米国の証券口座を開設できないユーザーにとって、株式パーペチュアルは米国株価格へのエクスポージャーを得る代替手段になり得ます。また、ショートやレバレッジが使える点も特徴です。一方で、証券口座を開設できるユーザーにとっては、ETF を直接購入するほうが一般的にリスクが低く、規制上の保護も整っています。

まとめ:証券口座なしで、オンチェーンから米国株価格にアクセスする

株式パーペチュアルは、KYC なしで米国株価格へのエクスポージャーを得るための新しいオンチェーン手段です。OneKey 公式サイトからウォレットをダウンロードし、OneKey Perps を通じて Hyperliquid などの TSLA、NVDA、AAPL パーペチュアル市場にアクセスできます。

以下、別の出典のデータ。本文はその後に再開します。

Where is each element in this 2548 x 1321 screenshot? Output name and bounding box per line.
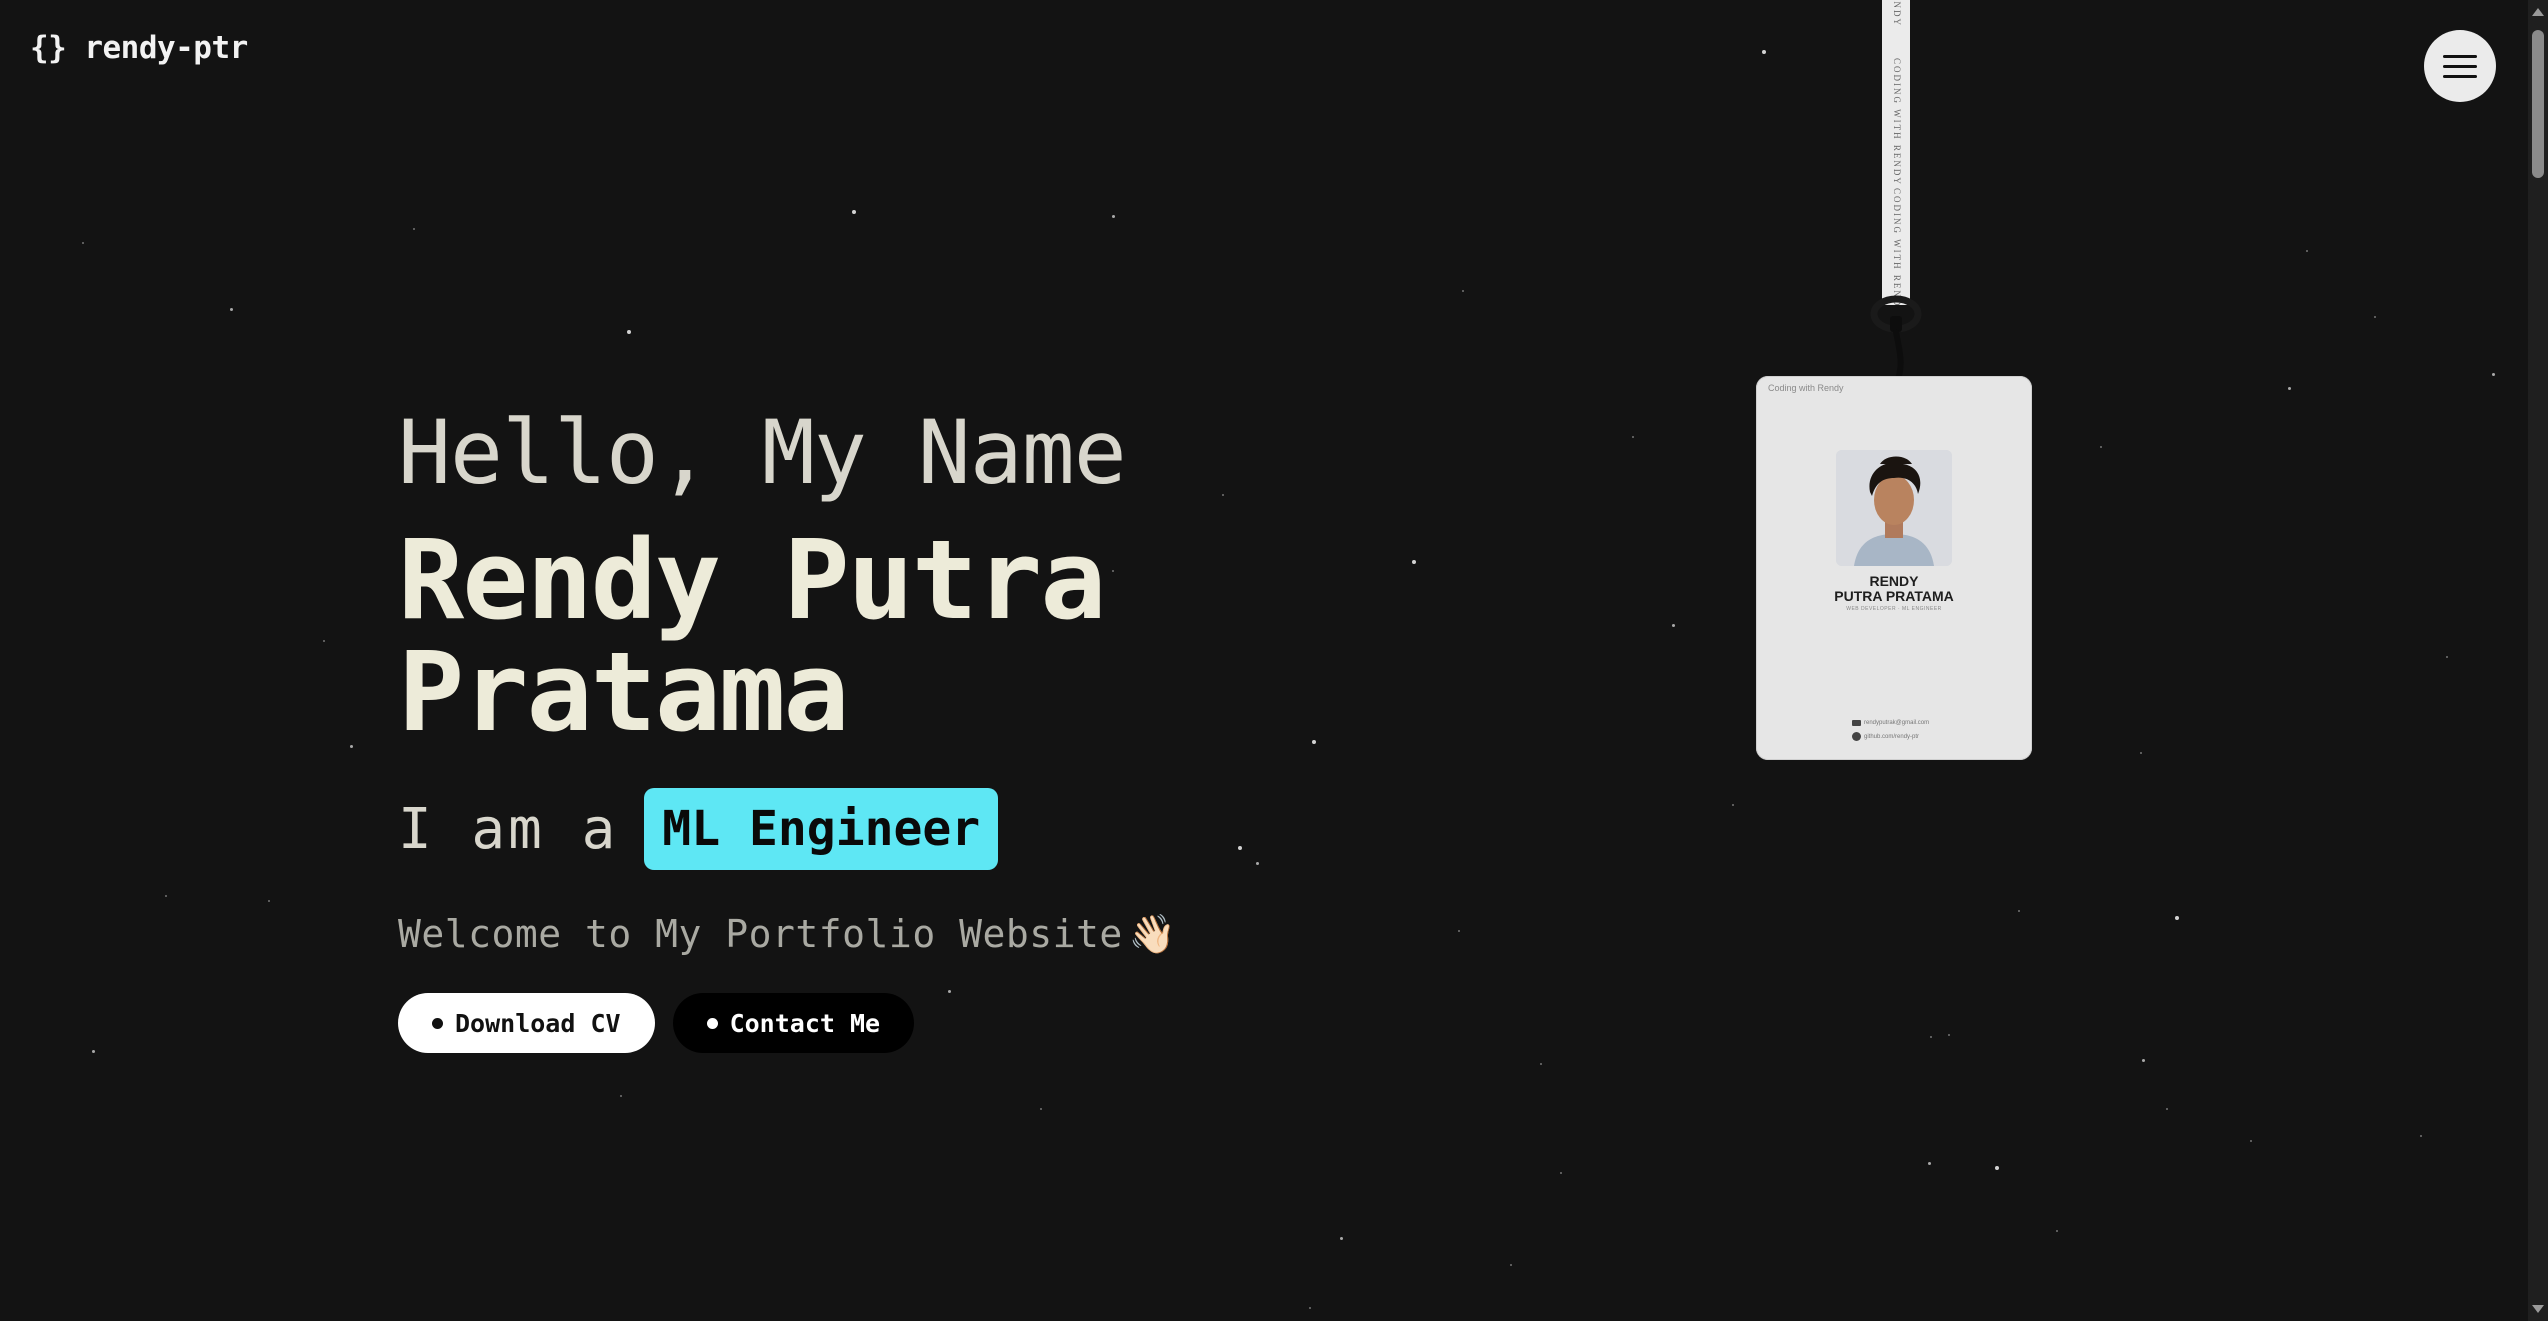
star-dot	[2250, 1140, 2252, 1142]
hamburger-icon	[2443, 54, 2477, 58]
card-name-first: RENDY	[1869, 573, 1919, 589]
strap-text: ENDY	[1892, 0, 1902, 27]
card-github-text: github.com/rendy-ptr	[1864, 733, 1920, 740]
star-dot	[1930, 1036, 1932, 1038]
star-dot	[2420, 1135, 2422, 1137]
download-cv-label: Download CV	[455, 1008, 621, 1038]
star-dot	[1732, 804, 1734, 806]
star-dot	[1112, 215, 1115, 218]
role-prefix: I am a	[398, 796, 619, 862]
card-name-last: PUTRA PRATAMA	[1834, 588, 1954, 604]
star-dot	[230, 308, 233, 311]
star-dot	[268, 900, 270, 902]
star-dot	[1462, 290, 1464, 292]
star-dot	[2166, 1108, 2168, 1110]
star-dot	[1632, 436, 1634, 438]
star-dot	[2142, 1059, 2145, 1062]
star-dot	[1948, 1034, 1950, 1036]
hero-actions: Download CV Contact Me	[398, 993, 1298, 1053]
waving-hand-icon: 👋🏻	[1128, 912, 1177, 956]
role-badge: ML Engineer	[644, 788, 999, 870]
star-dot	[1312, 740, 1316, 744]
lanyard-strap[interactable]: ENDY CODING WITH RENDY CODING WITH RENDY	[1882, 0, 1910, 305]
hamburger-icon-bar	[2443, 64, 2477, 68]
star-dot	[1928, 1162, 1931, 1165]
star-dot	[1412, 560, 1416, 564]
star-dot	[1995, 1166, 1999, 1170]
star-dot	[2446, 656, 2448, 658]
star-dot	[2018, 910, 2020, 912]
star-dot	[620, 1095, 622, 1097]
greeting-heading: Hello, My Name	[398, 401, 1127, 504]
bullet-dot-icon	[432, 1017, 443, 1029]
star-dot	[92, 1050, 95, 1053]
role-line: I am a ML Engineer	[398, 788, 1298, 870]
page-scrollbar[interactable]	[2528, 0, 2548, 1321]
star-dot	[627, 330, 631, 334]
star-dot	[413, 228, 415, 230]
hero-section: Hello, My Name Rendy Putra Pratama I am …	[398, 400, 1298, 1053]
star-dot	[1560, 1172, 1562, 1174]
mail-icon	[1852, 720, 1861, 726]
scroll-down-arrow-icon[interactable]	[2532, 1305, 2544, 1313]
logo-text: rendy-ptr	[84, 30, 248, 66]
scrollbar-thumb[interactable]	[2532, 30, 2544, 178]
card-email-text: rendyputrak@gmail.com	[1864, 720, 1930, 726]
star-dot	[1040, 1108, 1042, 1110]
star-dot	[1762, 50, 1766, 54]
card-email: rendyputrak@gmail.com	[1852, 720, 1929, 726]
star-dot	[852, 210, 856, 214]
star-dot	[2492, 373, 2495, 376]
card-github: github.com/rendy-ptr	[1852, 732, 1919, 741]
hamburger-icon-bar	[2443, 74, 2477, 78]
site-logo[interactable]: {} rendy-ptr	[30, 30, 248, 66]
star-dot	[1510, 1264, 1512, 1266]
star-dot	[2306, 250, 2308, 252]
star-dot	[82, 242, 84, 244]
star-dot	[323, 640, 325, 642]
portfolio-page: {} rendy-ptr Hello, My Name Rendy Putra …	[0, 0, 2548, 1321]
star-dot	[2175, 916, 2179, 920]
star-dot	[2374, 316, 2376, 318]
strap-text: CODING WITH RENDY	[1892, 58, 1902, 186]
name-heading: Rendy Putra Pratama	[398, 516, 1106, 756]
bullet-dot-icon	[706, 1017, 718, 1029]
star-dot	[2100, 446, 2102, 448]
strap-text: CODING WITH RENDY	[1892, 188, 1902, 305]
profile-photo	[1836, 450, 1952, 566]
menu-button[interactable]	[2424, 30, 2496, 102]
star-dot	[1672, 624, 1675, 627]
card-brand: Coding with Rendy	[1768, 383, 1844, 393]
star-dot	[1340, 1237, 1343, 1240]
github-icon	[1852, 732, 1861, 741]
scroll-up-arrow-icon[interactable]	[2532, 8, 2544, 16]
star-dot	[2288, 387, 2291, 390]
id-card[interactable]: Coding with Rendy RENDY PUTRA PRATAMA WE…	[1756, 376, 2032, 760]
star-dot	[350, 745, 353, 748]
contact-me-button[interactable]: Contact Me	[672, 993, 915, 1053]
star-dot	[2140, 752, 2142, 754]
card-subtitle: WEB DEVELOPER · ML ENGINEER	[1846, 606, 1942, 612]
star-dot	[1540, 1063, 1542, 1065]
star-dot	[2056, 1230, 2058, 1232]
star-dot	[1458, 930, 1460, 932]
star-dot	[1309, 1307, 1311, 1309]
code-braces-icon: {}	[30, 30, 67, 66]
welcome-text: Welcome to My Portfolio Website 👋🏻	[398, 912, 1298, 957]
star-dot	[165, 895, 167, 897]
download-cv-button[interactable]: Download CV	[398, 993, 655, 1053]
welcome-message: Welcome to My Portfolio Website	[398, 912, 1123, 956]
contact-me-label: Contact Me	[729, 1008, 881, 1038]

ただし、これは本物の株式を購入する行為ではなく、価格変動に対するポジションを取る取引です。入るタイミング以上に、損切り、証拠金管理、レバレッジ管理が重要です。興味がある場合は、まず OneKey で少額から操作フローを確認し、OneKey Perps の対応銘柄や手数料、資金調達率を確認してから利用してください。

リスクに関する注意

本記事は情報提供のみを目的としており、投資助言、証券の推奨、法律・税務上の助言ではありません。株式パーペチュアルは、保有者に実際の株式、配当請求権、議決権を付与するものではなく、価格エクスポージャーを提供する合成的なデリバティブです。レバレッジ取引では、証拠金の全額を失う可能性があります。合成資産には、スマートコントラクトリスク、オラクルリスク、流動性リスクが伴います。こうした商品の規制上の扱いは法域によって異なります。利用前に専門家へ相談し、居住地の法令を確認してください。